AI, Leadership, and the New Work Contract: Innovation Outpacing Leadership

Web Editor

April 23, 2025

The AI Revolution: A New Type of Mental Infrastructure

Sundar Pichai, Google’s CEO, recently stated that artificial intelligence (AI) is “probably the most important thing humanity has ever worked on… something deeper than electricity or fire.” The reality is that AI has become a new type of mental infrastructure. An emerging force that redefines and expands our cognitive abilities, thereby reconfiguring the very meaning of working, leading, and creating value.

The main issue is that today, in thousands of companies, there’s more AI than organizational intelligence. While many executives continue to debate whether AI is safe, employees are already using it—behind their leaders’ backs.

The Leadership Gap

According to McKinsey, 75% of employees already use some AI tools. However, more than 60% of organizations still lack a clear plan for integrating AI. More alarmingly, employees use generative AI tools three times more often than their leaders believe. Despite this spontaneous adoption, only 26% of employees have received substantial training to use AI with discernment, security, or purpose.

These numbers reveal a cultural fracture. Innovation has outpaced leadership. While teams experiment, test, and solve problems using AI—even outside the organization’s ethical framework—executive layers grapple with fascination, skepticism, and inertia.

In many Latin American companies, the conversation still revolves around whether AI is a threat to contain, a fad to observe, or a trend to wait for. What’s overlooked is that it’s no longer about whether AI will change the way we work but how we adapt to a change that’s already overtaking us.
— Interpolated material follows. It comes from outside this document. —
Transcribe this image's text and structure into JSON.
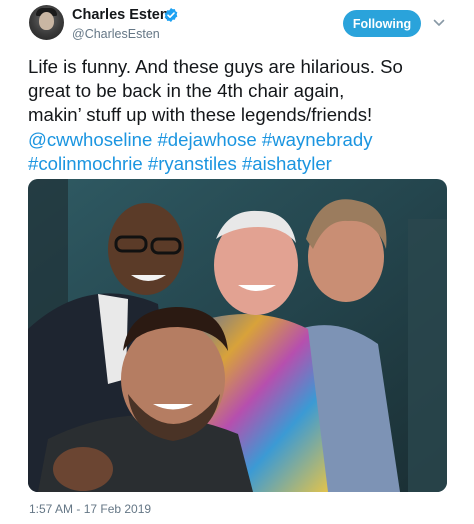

Workers adopt AI because they need it. They use it to write faster, analyze better, gain perspective, free up time, or simply stay competitive in an unforgiving environment. It’s a matter of survival.

AI has become the silent copilot that many are unwilling to let go. The technology is ready and advancing, as are the people. What’s missing is leadership.

What Does It Mean to Work When a Machine Can Do It Better?

At stake is the place of humans in the value creation process. When an algorithm can draft a report in seconds and a predictive model can analyze more information in minutes than an entire team could in weeks, the question is no longer technical; it’s existential.

What matters more now: precision or judgment? Speed or purpose?

In this new environment, work must evolve. Its center of gravity shifts. It compels us to rethink the essence of our contribution. The human differentiator is no longer necessarily in execution, as it makes no sense anymore; it’s more than ever in discernment and judgment. It lies in the ability to imagine, to imbue meaning.

The answer is to redesign work based on what AI lacks: history, context, body, ethics, courage. We cannot lead from fear or improvisation. We must design a new collaboration between human capabilities and artificial intelligence.

Leading AI requires much more than enabling technology: It urgently demands training discernment.

The only real threat AI poses in this context is its irresponsible implementation. An AI deployed without training, conversation, or principles is a source of fragmentation and errors. We can’t keep reducing its integration to inspiring slogans or cosmetic solutions. Nor can we hide it under the technical jargon of restrictive policies that nobody enforces.

What’s needed is a mature, cross-cutting, and sustained conversation to eliminate anxiety and improvisation, designing a strategic governance of AI-powered teams.

This conversation should start with tough questions:

  • Which tasks should we automate to free human capacity?
  • What decisions should never be left to AI, under any circumstances?
  • What ethical risks are we willing to accept and how do we mitigate them?
  • What skills does our team need to collaborate with AI without losing discernment or autonomy?
  • What data do we protect, why, and how do we ensure this protection?
  • Most importantly, how do we preserve and enhance the best of humanity in this transition?

We’re Facing a Cultural Transformation

Most people don’t fear AI; they fear their organization will implement it poorly and fall behind.

According to a survey, 71% of employees trust their companies more than governments or big tech to implement AI ethically.

This presents a historic opportunity to create evolutive organizations, more aware of complexity and positive towards people.

AI isn’t here to take your job; it’s asking if you’re ready to reinvent it.